Investigate skipping the step of adding Insecure.Com EV cert to Windows trust store in some cases

[fyodor]

Right now we sign Npcap release installers with our extended validation (EV) codesigning certificate, which we also use to sign the drivers. Since the Insecure.Com (formal Nmap Project company name) is of course not trusted by Windows by default, it pops up a warning asking the user whether to trust it and install the software. Assuming the user asks to do this, we load the certs into the trust store before installing the driver to prevent this scary warning from happening again. One down side we've seen is that users with certain monitoring apps create alert when an already-expired cert is loaded into the trust store. It is still legitimate to do so since codesigning certs only need to be used for SIGNING during their validity dates. It's OK for software to check the signature later. However, we might be able to remove the cert-loading step on Windows 10 since we now use Microsoft attestation-signing. Since we have a valid attestation-signature, users don't get the driver install warning anyway. Removing this step might also make the software install finish more quickly.
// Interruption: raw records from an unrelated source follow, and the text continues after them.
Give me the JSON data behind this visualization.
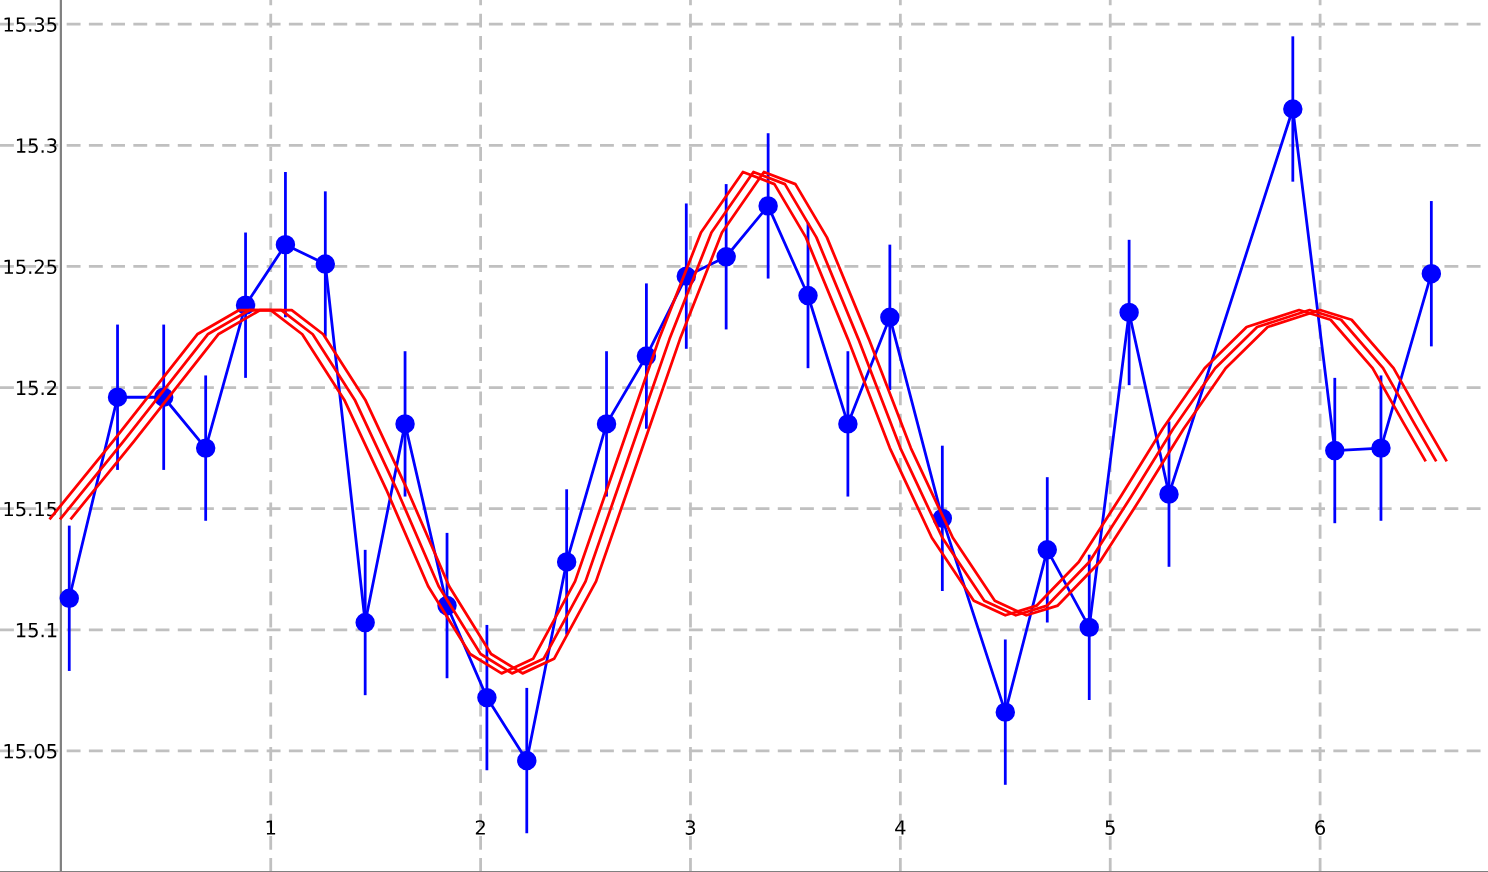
{
  "chart_data": {
    "type": "line",
    "xlim": [
      -0.29,
      6.8
    ],
    "ylim": [
      15.0,
      15.36
    ],
    "xticks": [
      1,
      2,
      3,
      4,
      5,
      6
    ],
    "yticks": [
      15.05,
      15.1,
      15.15,
      15.2,
      15.25,
      15.3,
      15.35
    ],
    "grid": true,
    "marker": "none",
    "line_style": "solid",
    "series": [
      {
        "color": "#0000ff",
        "marker": "circle",
        "x": [
          0.04,
          0.27,
          0.49,
          0.69,
          0.88,
          1.07,
          1.26,
          1.45,
          1.64,
          1.84,
          2.03,
          2.22,
          2.41,
          2.6,
          2.79,
          2.98,
          3.17,
          3.37,
          3.56,
          3.75,
          3.95,
          4.2,
          4.5,
          4.7,
          4.9,
          5.09,
          5.28,
          5.87,
          6.07,
          6.29,
          6.53
        ],
        "values": [
          15.113,
          15.196,
          15.196,
          15.175,
          15.234,
          15.259,
          15.251,
          15.103,
          15.185,
          15.11,
          15.072,
          15.046,
          15.128,
          15.185,
          15.213,
          15.246,
          15.254,
          15.275,
          15.238,
          15.185,
          15.229,
          15.146,
          15.066,
          15.133,
          15.101,
          15.231,
          15.156,
          15.315,
          15.174,
          15.175,
          15.247
        ],
        "errors": [
          0.03,
          0.03,
          0.03,
          0.03,
          0.03,
          0.03,
          0.03,
          0.03,
          0.03,
          0.03,
          0.03,
          0.03,
          0.03,
          0.03,
          0.03,
          0.03,
          0.03,
          0.03,
          0.03,
          0.03,
          0.03,
          0.03,
          0.03,
          0.03,
          0.03,
          0.03,
          0.03,
          0.03,
          0.03,
          0.03,
          0.03
        ]
      },
      {
        "color": "#ff0000",
        "x": [
          0.0,
          0.3,
          0.5,
          0.7,
          0.9,
          1.05,
          1.2,
          1.4,
          1.6,
          1.8,
          2.0,
          2.15,
          2.3,
          2.5,
          2.7,
          2.9,
          3.1,
          3.3,
          3.45,
          3.6,
          3.8,
          4.0,
          4.2,
          4.4,
          4.55,
          4.7,
          4.9,
          5.1,
          5.3,
          5.5,
          5.7,
          5.95,
          6.1,
          6.3,
          6.45,
          6.55
        ],
        "values": [
          15.146,
          15.178,
          15.2,
          15.222,
          15.232,
          15.232,
          15.222,
          15.195,
          15.158,
          15.118,
          15.09,
          15.082,
          15.088,
          15.12,
          15.17,
          15.22,
          15.264,
          15.289,
          15.284,
          15.262,
          15.22,
          15.175,
          15.138,
          15.112,
          15.106,
          15.11,
          15.128,
          15.155,
          15.183,
          15.208,
          15.225,
          15.232,
          15.228,
          15.208,
          15.185,
          15.17
        ]
      },
      {
        "color": "#ff0000",
        "x": [
          -0.05,
          0.25,
          0.45,
          0.65,
          0.85,
          1.0,
          1.15,
          1.35,
          1.55,
          1.75,
          1.95,
          2.1,
          2.25,
          2.45,
          2.65,
          2.85,
          3.05,
          3.25,
          3.4,
          3.55,
          3.75,
          3.95,
          4.15,
          4.35,
          4.5,
          4.65,
          4.85,
          5.05,
          5.25,
          5.45,
          5.65,
          5.9,
          6.05,
          6.25,
          6.4,
          6.5
        ],
        "values": [
          15.146,
          15.178,
          15.2,
          15.222,
          15.232,
          15.232,
          15.222,
          15.195,
          15.158,
          15.118,
          15.09,
          15.082,
          15.088,
          15.12,
          15.17,
          15.22,
          15.264,
          15.289,
          15.284,
          15.262,
          15.22,
          15.175,
          15.138,
          15.112,
          15.106,
          15.11,
          15.128,
          15.155,
          15.183,
          15.208,
          15.225,
          15.232,
          15.228,
          15.208,
          15.185,
          15.17
        ]
      },
      {
        "color": "#ff0000",
        "x": [
          0.05,
          0.35,
          0.55,
          0.75,
          0.95,
          1.1,
          1.25,
          1.45,
          1.65,
          1.85,
          2.05,
          2.2,
          2.35,
          2.55,
          2.75,
          2.95,
          3.15,
          3.35,
          3.5,
          3.65,
          3.85,
          4.05,
          4.25,
          4.45,
          4.6,
          4.75,
          4.95,
          5.15,
          5.35,
          5.55,
          5.75,
          6.0,
          6.15,
          6.35,
          6.5,
          6.6
        ],
        "values": [
          15.146,
          15.178,
          15.2,
          15.222,
          15.232,
          15.232,
          15.222,
          15.195,
          15.158,
          15.118,
          15.09,
          15.082,
          15.088,
          15.12,
          15.17,
          15.22,
          15.264,
          15.289,
          15.284,
          15.262,
          15.22,
          15.175,
          15.138,
          15.112,
          15.106,
          15.11,
          15.128,
          15.155,
          15.183,
          15.208,
          15.225,
          15.232,
          15.228,
          15.208,
          15.185,
          15.17
        ]
      }
    ]
  }
}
We don't use attestation-signing for Windows 8 and older because those systems don't support it, so we might want to still keep the trust store load for those.

[desowin]

It is still legitimate to do so since codesigning certs only need to be used for SIGNING during their validity dates.

As long as you use trusted timestamp server. If you forget to use timestamping server, the signature will expire together with certificate.

[dmiller-nmap]

The Npcap installer now only installs Insecure.Com code signing certs on systems where those certificates are used to sign the installed driver, i.e. Windows 7, 8, and 8.1. This change was made several releases ago.